El 21 de marzo en la tarde, era el congreso en Austria. Llegaron al palacio de Hetzendorf en el que verían un desfile de modas después de las correspondientes presentaciones del programa de accionistas. Araceli se había comprado un vestido muy caro para la ocasión y desde el principio buscó a Jessica Ford, pero no la pudo encontrar por ningún lado. Se presentaron los diseños de ropa de los grandes diseñadores austriacos e internacionales. El mismo Hermann Frank hizo de maestro de ceremonias y le guiñó un ojo a Lucrecia, en señal de aprobación por su elegante vestido de satén. Hubo una mirada de complicidad y una hora después el famoso diseñador fue directamente a llamarla para que se reuniera con Jessica.
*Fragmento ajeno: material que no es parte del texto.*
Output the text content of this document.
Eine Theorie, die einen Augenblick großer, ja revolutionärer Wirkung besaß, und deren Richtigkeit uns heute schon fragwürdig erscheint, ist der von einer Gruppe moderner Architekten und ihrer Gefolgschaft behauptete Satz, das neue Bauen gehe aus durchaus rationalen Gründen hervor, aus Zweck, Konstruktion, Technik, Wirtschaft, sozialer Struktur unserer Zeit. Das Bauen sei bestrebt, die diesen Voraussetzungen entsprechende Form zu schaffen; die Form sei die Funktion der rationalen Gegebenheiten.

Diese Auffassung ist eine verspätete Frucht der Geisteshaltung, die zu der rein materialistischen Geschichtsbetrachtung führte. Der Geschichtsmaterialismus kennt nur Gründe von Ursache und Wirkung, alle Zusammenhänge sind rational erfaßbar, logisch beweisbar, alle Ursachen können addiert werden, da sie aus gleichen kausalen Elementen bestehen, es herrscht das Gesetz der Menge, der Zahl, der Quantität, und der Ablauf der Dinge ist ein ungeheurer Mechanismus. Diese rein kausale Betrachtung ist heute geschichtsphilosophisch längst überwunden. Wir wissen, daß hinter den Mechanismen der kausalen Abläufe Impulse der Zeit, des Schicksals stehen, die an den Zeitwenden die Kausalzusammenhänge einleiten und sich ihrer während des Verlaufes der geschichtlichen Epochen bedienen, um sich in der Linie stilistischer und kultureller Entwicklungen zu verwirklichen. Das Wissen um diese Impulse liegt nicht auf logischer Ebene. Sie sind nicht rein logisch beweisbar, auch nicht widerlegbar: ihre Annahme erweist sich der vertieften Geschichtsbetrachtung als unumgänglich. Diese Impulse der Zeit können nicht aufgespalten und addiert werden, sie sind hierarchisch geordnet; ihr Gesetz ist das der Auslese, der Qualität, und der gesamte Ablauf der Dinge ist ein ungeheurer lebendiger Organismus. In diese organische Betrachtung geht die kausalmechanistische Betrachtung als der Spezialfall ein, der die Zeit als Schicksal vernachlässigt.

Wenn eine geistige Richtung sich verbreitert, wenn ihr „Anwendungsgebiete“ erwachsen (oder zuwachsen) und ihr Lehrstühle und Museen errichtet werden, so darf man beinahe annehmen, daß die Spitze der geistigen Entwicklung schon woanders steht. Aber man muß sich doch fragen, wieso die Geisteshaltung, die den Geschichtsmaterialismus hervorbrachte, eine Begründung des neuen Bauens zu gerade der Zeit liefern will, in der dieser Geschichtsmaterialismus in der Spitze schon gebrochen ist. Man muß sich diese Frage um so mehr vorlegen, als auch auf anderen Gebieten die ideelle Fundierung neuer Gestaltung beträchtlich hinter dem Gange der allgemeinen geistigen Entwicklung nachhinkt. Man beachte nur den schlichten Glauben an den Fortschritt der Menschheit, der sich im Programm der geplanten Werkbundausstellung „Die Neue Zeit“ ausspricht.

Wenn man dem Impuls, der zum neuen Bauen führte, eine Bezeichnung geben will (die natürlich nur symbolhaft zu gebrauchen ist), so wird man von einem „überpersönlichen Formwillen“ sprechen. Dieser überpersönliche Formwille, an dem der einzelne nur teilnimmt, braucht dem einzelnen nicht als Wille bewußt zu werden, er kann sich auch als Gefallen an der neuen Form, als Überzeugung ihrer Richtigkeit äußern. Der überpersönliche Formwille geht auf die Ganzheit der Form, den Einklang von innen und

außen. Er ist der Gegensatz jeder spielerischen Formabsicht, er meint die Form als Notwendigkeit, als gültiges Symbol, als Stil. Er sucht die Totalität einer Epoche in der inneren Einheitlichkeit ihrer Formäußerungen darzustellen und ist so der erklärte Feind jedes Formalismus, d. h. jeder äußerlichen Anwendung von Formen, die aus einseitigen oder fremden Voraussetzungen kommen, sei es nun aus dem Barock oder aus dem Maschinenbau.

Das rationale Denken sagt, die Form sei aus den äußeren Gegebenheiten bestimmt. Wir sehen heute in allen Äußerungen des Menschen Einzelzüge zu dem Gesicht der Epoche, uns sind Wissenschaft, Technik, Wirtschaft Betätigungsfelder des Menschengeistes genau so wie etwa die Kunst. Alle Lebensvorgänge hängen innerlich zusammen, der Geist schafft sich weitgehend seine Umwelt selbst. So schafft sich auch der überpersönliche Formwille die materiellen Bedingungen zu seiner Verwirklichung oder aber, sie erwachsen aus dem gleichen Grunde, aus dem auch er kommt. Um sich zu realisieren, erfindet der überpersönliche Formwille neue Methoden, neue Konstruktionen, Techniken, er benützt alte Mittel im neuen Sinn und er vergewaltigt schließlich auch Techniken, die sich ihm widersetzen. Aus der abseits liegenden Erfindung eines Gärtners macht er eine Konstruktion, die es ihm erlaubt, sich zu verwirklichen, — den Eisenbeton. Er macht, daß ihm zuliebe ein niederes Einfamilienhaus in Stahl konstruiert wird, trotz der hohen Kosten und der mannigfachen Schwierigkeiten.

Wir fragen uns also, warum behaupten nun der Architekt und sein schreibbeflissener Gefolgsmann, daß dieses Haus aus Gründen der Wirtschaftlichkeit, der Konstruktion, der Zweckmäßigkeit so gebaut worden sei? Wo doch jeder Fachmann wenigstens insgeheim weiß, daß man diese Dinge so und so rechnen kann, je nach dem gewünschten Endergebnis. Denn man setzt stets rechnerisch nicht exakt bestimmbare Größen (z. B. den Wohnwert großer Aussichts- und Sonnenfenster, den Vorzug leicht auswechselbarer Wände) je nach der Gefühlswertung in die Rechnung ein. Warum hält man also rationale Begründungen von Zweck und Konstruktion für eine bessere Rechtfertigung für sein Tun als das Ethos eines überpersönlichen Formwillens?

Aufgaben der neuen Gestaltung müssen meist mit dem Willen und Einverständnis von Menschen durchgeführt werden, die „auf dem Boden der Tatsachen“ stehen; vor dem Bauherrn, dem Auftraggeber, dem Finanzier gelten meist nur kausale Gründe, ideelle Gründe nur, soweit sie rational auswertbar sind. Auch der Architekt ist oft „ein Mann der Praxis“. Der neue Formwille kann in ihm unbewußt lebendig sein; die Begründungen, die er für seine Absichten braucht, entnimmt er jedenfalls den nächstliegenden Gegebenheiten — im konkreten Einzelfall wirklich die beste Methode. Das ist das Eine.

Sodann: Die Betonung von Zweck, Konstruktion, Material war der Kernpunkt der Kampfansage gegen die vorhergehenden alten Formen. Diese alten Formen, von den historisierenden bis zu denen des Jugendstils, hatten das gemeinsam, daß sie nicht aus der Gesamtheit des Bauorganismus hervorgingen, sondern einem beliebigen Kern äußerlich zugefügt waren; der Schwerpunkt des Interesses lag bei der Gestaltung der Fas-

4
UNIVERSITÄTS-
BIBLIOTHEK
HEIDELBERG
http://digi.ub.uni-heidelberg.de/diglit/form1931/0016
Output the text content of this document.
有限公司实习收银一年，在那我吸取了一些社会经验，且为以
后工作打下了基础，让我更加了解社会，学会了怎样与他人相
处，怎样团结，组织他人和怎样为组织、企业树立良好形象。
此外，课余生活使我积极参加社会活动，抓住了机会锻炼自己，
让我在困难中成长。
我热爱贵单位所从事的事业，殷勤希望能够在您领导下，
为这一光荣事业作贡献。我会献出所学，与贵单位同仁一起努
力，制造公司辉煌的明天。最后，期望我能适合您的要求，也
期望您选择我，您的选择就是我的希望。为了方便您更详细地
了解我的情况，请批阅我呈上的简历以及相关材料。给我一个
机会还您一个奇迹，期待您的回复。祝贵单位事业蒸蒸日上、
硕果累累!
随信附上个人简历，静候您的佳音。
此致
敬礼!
Lucrecia quedó encantada porque supo que la esposa de Tadeusz era semejante a ella. De hecho, no era la esposa del afamado diseñador, sino un hermano menor que había llegado a dominar la técnica de la ilusión óptica casi a la perfección. Desde que se vieron experimentaron una gran satisfacción. Se obsequiaron una gran sonrisa, pues para ellas una simple mirada desvelaba las intimidades más secretas. “Te he estado siguiendo por toda la sala—le dijo Jessica—. Eres muy talentosa y creo que podríamos ser muy buenas amigas”. Se abrazaron, se contaron sus historias que tenían muchas cosas en común y quedaron para cenar juntas.
Al salir del salón, Araceli se acercó a Lucrecia y con ojos de pistola le preguntó si allí estaba Jessica Ford. “Sí, sí. ¡Pasa, querida Araceli! Te está esperando. Te sorprenderá conocerla”. Araceli se enderezó y con decisión abrió la puerta. Nadie más la vio después. Lucrecia se quedó en Austria y fue una excelente amiga de las conocidas de Jessica.